Ibnu Athir dalam kitabnya
an-Nihayah bahwa hakikat makna Khuluq itu gambaran Bathin manusia yang tepat
(Jiwa dan sifat-sifatnya). Sedangkan Khalqu gambaran Lahiriyah (raut muka,
kulit, tinggi rendah tubuh dll)
Al Ghazali :
"Akhlak adalah suatu perangai (watak/tabiat)
yang menetap dalam jiwa seseorang dan
merupakan sumber timbulnya perbuatan-perbuatan tertentu
dari dirinya secara mudah dan ringan tanpa dipikirkan atau direncanakan."
Belajar Karakter pada Rasulullah SAW
“Sesungguhnya adalah bagi kamu
pada Rasullah itu teladan yang baik, barangsiapa yang mengharapkanAllah dan
Hari Kemudian dan yang banyak ingat kepada
Allah SWT. (QS. Al Ahzab : 21).
“Dan sesungguhnya kamu
benar-benar berbudi Pekerti yang Agung” (QS. Al Qalam : 4)
“Tuhan telah mendidikku, maka
sempurnakan Pendidikanku” (HR. al-Asykary dari Ali RA)
Mengapa perlu keteladanan, Karena ?
Manusia kecenderungan meniru (imitation), karena dalam Islam
digariskan kalau meniru, mencontoh, mengikut, dan meneladani sesuatu yang baik.
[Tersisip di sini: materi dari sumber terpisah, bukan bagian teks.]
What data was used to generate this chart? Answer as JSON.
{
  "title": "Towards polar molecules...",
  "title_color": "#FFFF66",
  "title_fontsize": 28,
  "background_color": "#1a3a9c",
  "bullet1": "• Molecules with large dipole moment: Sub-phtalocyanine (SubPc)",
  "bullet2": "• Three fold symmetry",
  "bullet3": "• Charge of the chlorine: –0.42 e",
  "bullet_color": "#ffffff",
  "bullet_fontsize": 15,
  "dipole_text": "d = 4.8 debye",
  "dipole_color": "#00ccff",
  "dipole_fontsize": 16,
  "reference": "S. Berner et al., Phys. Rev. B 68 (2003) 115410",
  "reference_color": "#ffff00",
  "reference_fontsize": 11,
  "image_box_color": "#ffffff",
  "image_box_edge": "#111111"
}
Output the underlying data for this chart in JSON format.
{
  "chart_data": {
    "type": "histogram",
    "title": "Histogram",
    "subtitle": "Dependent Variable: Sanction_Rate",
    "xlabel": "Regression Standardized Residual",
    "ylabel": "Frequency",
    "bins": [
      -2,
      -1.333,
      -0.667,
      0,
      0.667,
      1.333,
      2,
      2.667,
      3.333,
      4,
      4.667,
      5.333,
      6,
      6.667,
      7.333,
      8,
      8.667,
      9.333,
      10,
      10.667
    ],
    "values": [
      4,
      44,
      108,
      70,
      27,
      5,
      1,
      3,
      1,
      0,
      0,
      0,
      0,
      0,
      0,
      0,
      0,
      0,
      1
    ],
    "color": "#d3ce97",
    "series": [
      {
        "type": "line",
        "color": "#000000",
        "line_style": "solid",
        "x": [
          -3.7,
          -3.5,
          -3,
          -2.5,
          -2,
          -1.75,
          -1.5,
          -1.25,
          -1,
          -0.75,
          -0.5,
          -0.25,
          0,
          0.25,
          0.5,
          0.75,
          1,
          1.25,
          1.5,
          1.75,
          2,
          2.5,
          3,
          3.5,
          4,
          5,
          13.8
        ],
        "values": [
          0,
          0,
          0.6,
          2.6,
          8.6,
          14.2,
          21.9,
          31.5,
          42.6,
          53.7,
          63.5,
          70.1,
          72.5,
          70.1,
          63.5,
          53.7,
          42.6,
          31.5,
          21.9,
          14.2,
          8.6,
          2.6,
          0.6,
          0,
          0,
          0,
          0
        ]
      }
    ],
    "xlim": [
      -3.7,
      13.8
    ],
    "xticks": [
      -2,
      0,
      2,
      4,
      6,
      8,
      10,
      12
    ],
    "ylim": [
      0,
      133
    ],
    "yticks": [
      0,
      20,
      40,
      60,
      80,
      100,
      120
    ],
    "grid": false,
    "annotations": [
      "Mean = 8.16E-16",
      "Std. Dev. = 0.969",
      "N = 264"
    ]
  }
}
Ayat di atas berbicara mengenai kesetiaan, orang-orang mukmin yg kuat imannya,
yang dengan tegar meneladani Rasul meski dalam keadaan situasi sulit. Para
pengikutnya hanya akan terjadi jika orang yang bersangkutan Tidak sombong
(berharap Rahmat Allah), Memilki orientasi jangka Panjang (berharap kebagian akhirat), Memiliki pertautan dengan Allah (berdzikir).
Jika 3 ciri tdk melekat, maka iman akan sulit untuk meneladani Rasulullah SAW.